Three Longs & Three Shorts

How a stellar team of economists transformed India in the 1990s

Often economists are criticised for lacking a practical approach to policy making given the reality of the political economy. But this is a story to the contrary, about how a team of economists were instrumental in transforming the Indian economy from the brink in the 90’s, a decade that saw the rise of coalition politics. Whether it was despite or because of it will be debated elsewhere. This piece is a review of the book “An Economist at Home and Abroad” by Shankar Acharya, the country’s longest serving Chief Economic Advisor, through the decade in question, advising finance ministers Manmohan Singh, P Chidambaram and Yashwant Sinha across three different regimes – a remarkable achievement in itself. Jacob writes “Reading [the book], one cannot help but conclude that The Best and The Brightest is a more apt description of the team that led India’s economic reforms in 1991. Manmohan Singh, Montek Singh Ahluwalia, Bimal Jalan, C. Rangarajan, Y.V. Reddy and Acharya are the most capable economic administrators India has had.”
Whilst Jacob ends up being critical of the current policy regime, his references to Acharya’s ‘personal journey’ in this piece may prompt you to put Acharya’s book in your Amazon cart.
“Ability aside, they were unusually close-knit. Soon after Acharya returned to India in 1993 and moved into government housing in Delhi, he and his family were subjected to a gushing leak in their new home. Within minutes, Ahluwalia, then Union finance secretary, had shown up at the Acharyas’ door with tools to fix it—he quickly cut a branch of a frangipani tree to plug the water mains pipe.
The two men had not only worked together at the World Bank but had studied at Oxford at the same time. Acharya’s engagingly candid memoir records that he used Ahluwalia’s notes to study for his economics papers.

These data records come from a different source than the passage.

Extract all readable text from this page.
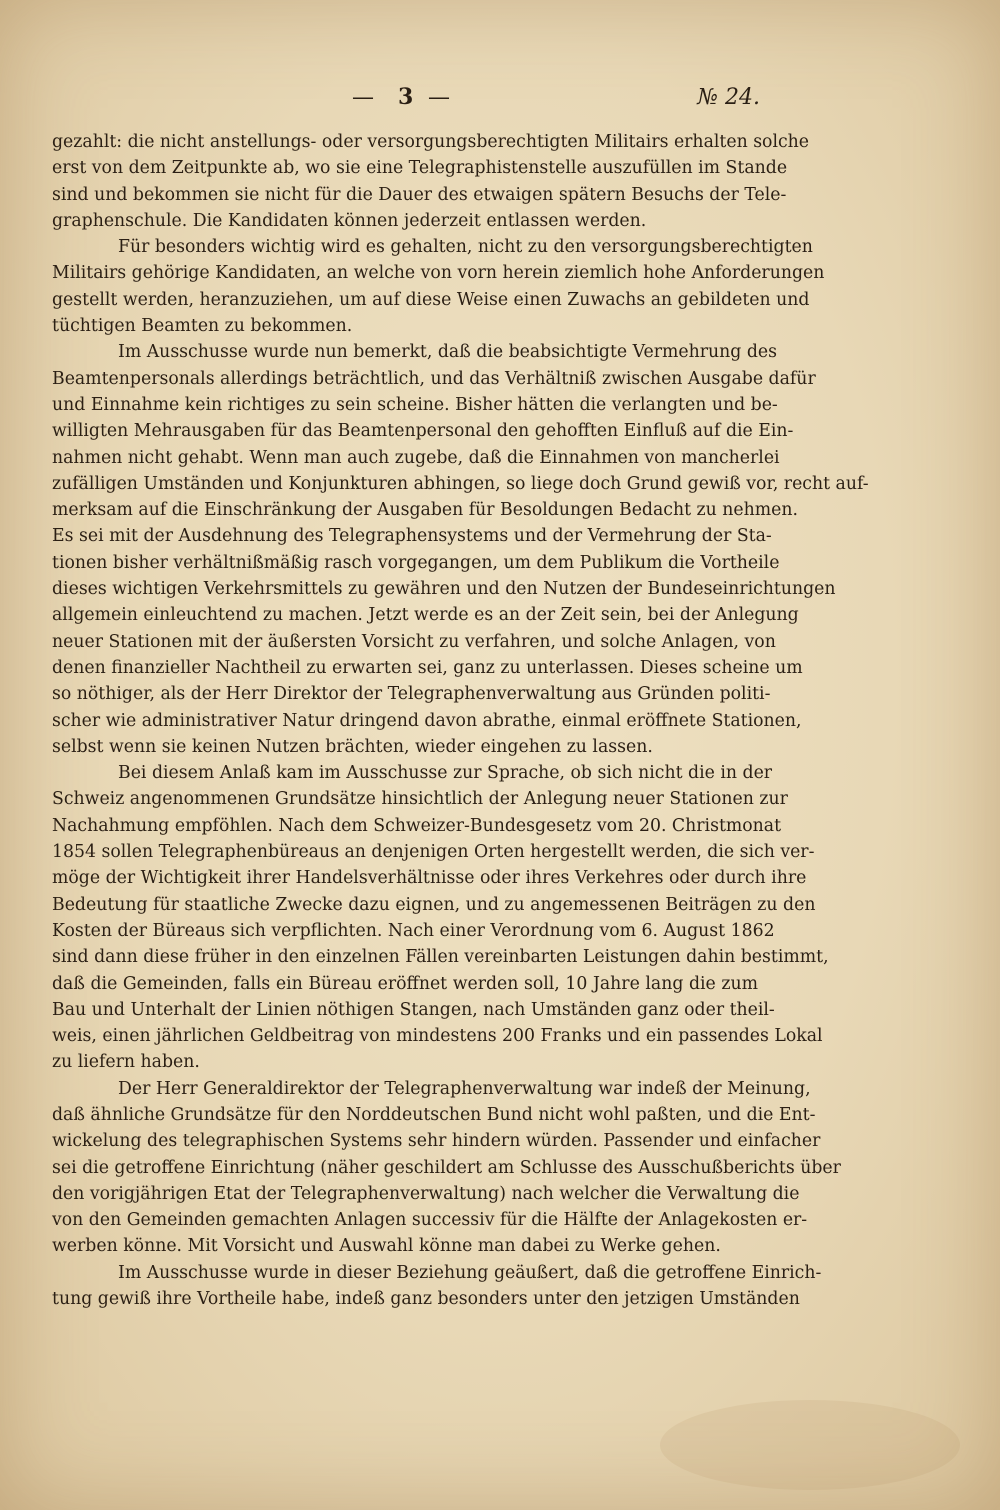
— 3 —	№ 24.
gezahlt: die nicht anstellungs- oder versorgungsberechtigten Militairs erhalten solche
erst von dem Zeitpunkte ab, wo sie eine Telegraphistenstelle auszufüllen im Stande
sind und bekommen sie nicht für die Dauer des etwaigen spätern Besuchs der Tele-
graphenschule. Die Kandidaten können jederzeit entlassen werden.
Für besonders wichtig wird es gehalten, nicht zu den versorgungsberechtigten
Militairs gehörige Kandidaten, an welche von vorn herein ziemlich hohe Anforderungen
gestellt werden, heranzuziehen, um auf diese Weise einen Zuwachs an gebildeten und
tüchtigen Beamten zu bekommen.
Im Ausschusse wurde nun bemerkt, daß die beabsichtigte Vermehrung des
Beamtenpersonals allerdings beträchtlich, und das Verhältniß zwischen Ausgabe dafür
und Einnahme kein richtiges zu sein scheine. Bisher hätten die verlangten und be-
willigten Mehrausgaben für das Beamtenpersonal den gehofften Einfluß auf die Ein-
nahmen nicht gehabt. Wenn man auch zugebe, daß die Einnahmen von mancherlei
zufälligen Umständen und Konjunkturen abhingen, so liege doch Grund gewiß vor, recht auf-
merksam auf die Einschränkung der Ausgaben für Besoldungen Bedacht zu nehmen.
Es sei mit der Ausdehnung des Telegraphensystems und der Vermehrung der Sta-
tionen bisher verhältnißmäßig rasch vorgegangen, um dem Publikum die Vortheile
dieses wichtigen Verkehrsmittels zu gewähren und den Nutzen der Bundeseinrichtungen
allgemein einleuchtend zu machen. Jetzt werde es an der Zeit sein, bei der Anlegung
neuer Stationen mit der äußersten Vorsicht zu verfahren, und solche Anlagen, von
denen finanzieller Nachtheil zu erwarten sei, ganz zu unterlassen. Dieses scheine um
so nöthiger, als der Herr Direktor der Telegraphenverwaltung aus Gründen politi-
scher wie administrativer Natur dringend davon abrathe, einmal eröffnete Stationen,
selbst wenn sie keinen Nutzen brächten, wieder eingehen zu lassen.
Bei diesem Anlaß kam im Ausschusse zur Sprache, ob sich nicht die in der
Schweiz angenommenen Grundsätze hinsichtlich der Anlegung neuer Stationen zur
Nachahmung empföhlen. Nach dem Schweizer-Bundesgesetz vom 20. Christmonat
1854 sollen Telegraphenbüreaus an denjenigen Orten hergestellt werden, die sich ver-
möge der Wichtigkeit ihrer Handelsverhältnisse oder ihres Verkehres oder durch ihre
Bedeutung für staatliche Zwecke dazu eignen, und zu angemessenen Beiträgen zu den
Kosten der Büreaus sich verpflichten. Nach einer Verordnung vom 6. August 1862
sind dann diese früher in den einzelnen Fällen vereinbarten Leistungen dahin bestimmt,
daß die Gemeinden, falls ein Büreau eröffnet werden soll, 10 Jahre lang die zum
Bau und Unterhalt der Linien nöthigen Stangen, nach Umständen ganz oder theil-
weis, einen jährlichen Geldbeitrag von mindestens 200 Franks und ein passendes Lokal
zu liefern haben.
Der Herr Generaldirektor der Telegraphenverwaltung war indeß der Meinung,
daß ähnliche Grundsätze für den Norddeutschen Bund nicht wohl paßten, und die Ent-
wickelung des telegraphischen Systems sehr hindern würden. Passender und einfacher
sei die getroffene Einrichtung (näher geschildert am Schlusse des Ausschußberichts über
den vorigjährigen Etat der Telegraphenverwaltung) nach welcher die Verwaltung die
von den Gemeinden gemachten Anlagen successiv für die Hälfte der Anlagekosten er-
werben könne. Mit Vorsicht und Auswahl könne man dabei zu Werke gehen.
Im Ausschusse wurde in dieser Beziehung geäußert, daß die getroffene Einrich-
tung gewiß ihre Vortheile habe, indeß ganz besonders unter den jetzigen Umständen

The interplay of conviviality, coincidence and circumstance is one of the many charms of this book. If we can blame the British for the debilitating Indian variant of Fabian socialism of the 1940s and 1950s and the depredations of colonial rule, we must also acknowledge that Manmohan Singh, Ahluwalia and Acharya all studied at Oxford and played a pivotal role in unshackling the economy. Singh’s PhD thesis at Oxford presciently argued against the export pessimism in India and other parts of the developing world.
 Acharya has the distinction of being both the longest- serving CEA and one who served three governments. Acharya, Ahluwalia and others, such as Vijay Kelkar and Rakesh Mohan, provided much needed continuity and coherence to economic reforms for more than a decade. Of Manmohan Singh, he writes, he “was often more knowledgeable on a subject than the senior officer briefing him…both within India and abroad, he was the epitome of dignity, high seriousness and soft-spoken wisdom”.
He is equally complimentary about the Atal Bihari Vajpayee government and Yashwant Sinha, arguing that the removal of import restrictions on consumer goods, phasing out of reservations for small-scale manufacturers, pushing through of important changes to interest rate structures and bold championing of genuine privatisation (instead of the more typical sleight of hand selling of public sector shares to another public sector entity) added up in many ways to an achievement almost as remarkable as that of the Rao-Singh reform push. Labour reforms were readied in the early 1990s but the difficulties of managing coalitions meant they never saw the light of day.
 In the 1990s, fate created a stellar team just when India needed it most. These men navigated the complexities of coalition politics and turned around a balance of payments crisis to transform the sick man of Asia into an Olympian that could compete in global markets in some industries—all without the shock therapy often used in the developing world and in Russia. It remains a phenomenal achievement.”